Wallace dan perjalanannya melintasi Kepulauan Melayu, yang terdiri dari lebih dari 25.000 pulau antara Asia dan Australia, menemukan hewan-hewan yang berubah dari satu tempat ke tempat lain. Sebagian besar jalur melewati wilayah Indonesia, dan banyak negara seperti Filipina, Malaysia, Papua Nugini, dan Singapura.
Daerah ini menjadi batas Garis Wallace. Di wilayah Asia, banyak spesies yang berasal dari Asia. Namun di sisi lain dekat perbatasan Australia, hewan-hewan tersebut merupakan campuran orang Asia dan Australia.
Selama lebih dari satu abad, distribusi hewan yang asimetris di sepanjang Garis Wallace membingungkan para ahli ekologi. Terjadi sesuatu yang memungkinkan hewan-hewan Asia bergerak ke satu arah dan mencegah hewan-hewan Australia bergerak ke arah lain.
Para ilmuwan kini memahami alasan perbedaan spesies di kedua sisi Garis Wallace yang belum diketahui.
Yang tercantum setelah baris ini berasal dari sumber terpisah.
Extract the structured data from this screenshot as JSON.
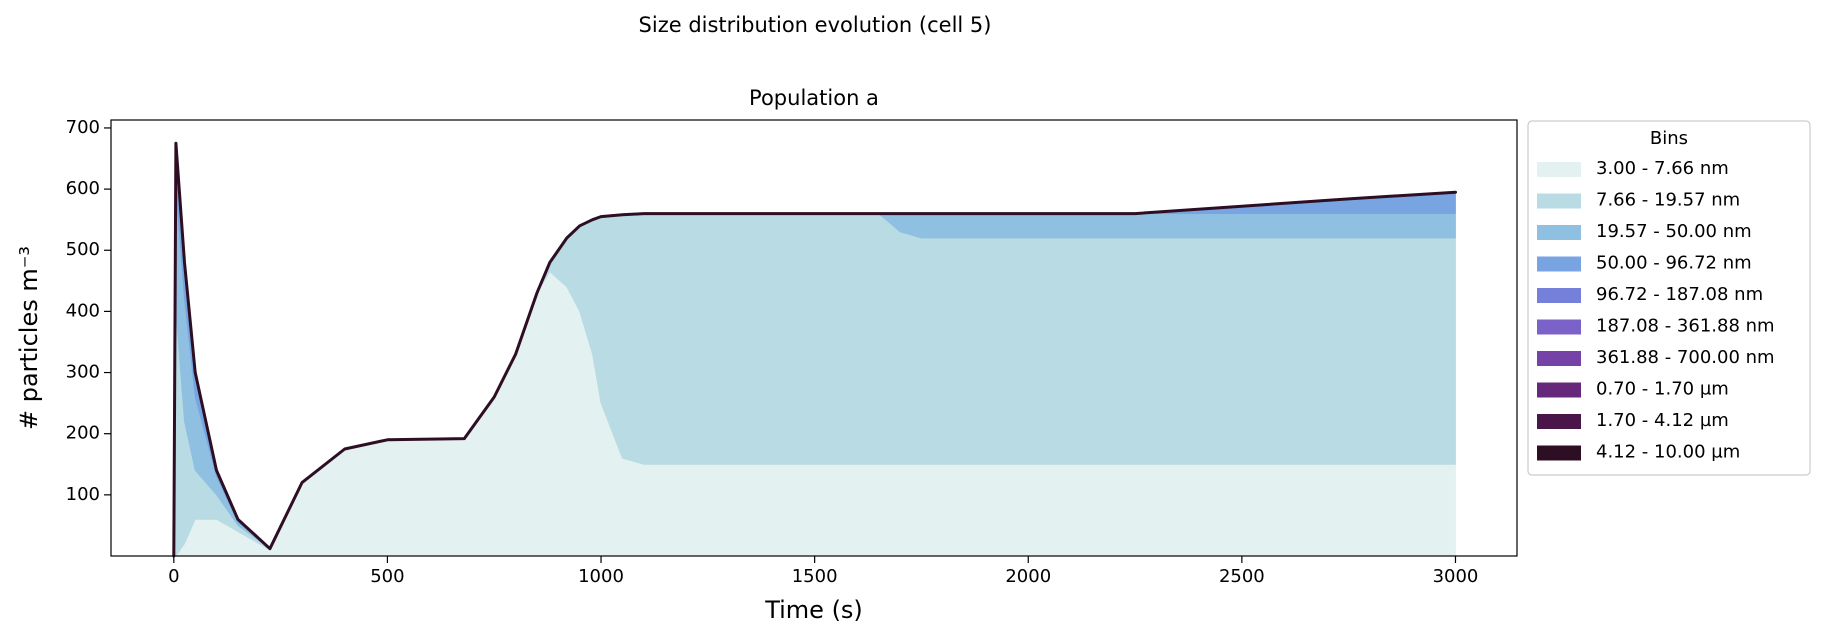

Dalam beberapa tahun terakhir, ide-ide baru para ilmuwan bermunculan. Para ilmuwan percaya bahwa perbedaan bentuk di Garis Wallace disebabkan oleh perubahan iklim yang disebabkan oleh aktivitas tektonik sekitar 35 juta tahun yang lalu.
Dalam pengertian ini, benua Australia dikatakan turun dari Antartika ke Asia sehingga membentuk Kepulauan Melayu.
Dalam sebuah studi baru yang diterbitkan dalam jurnal Science, para ilmuwan menggunakan model komputer untuk memodelkan bagaimana hewan terkena dampak perubahan iklim yang disebabkan oleh tabrakan benua.
Model ini memperhitungkan potensi penyebaran, preferensi ekologi, dan hubungan evolusi lebih dari 20.000 spesies di kedua sisi Garis Wallace. Hasilnya menunjukkan bahwa spesies Asia adalah yang terbaik untuk hidup di Kepulauan Melayu saat itu.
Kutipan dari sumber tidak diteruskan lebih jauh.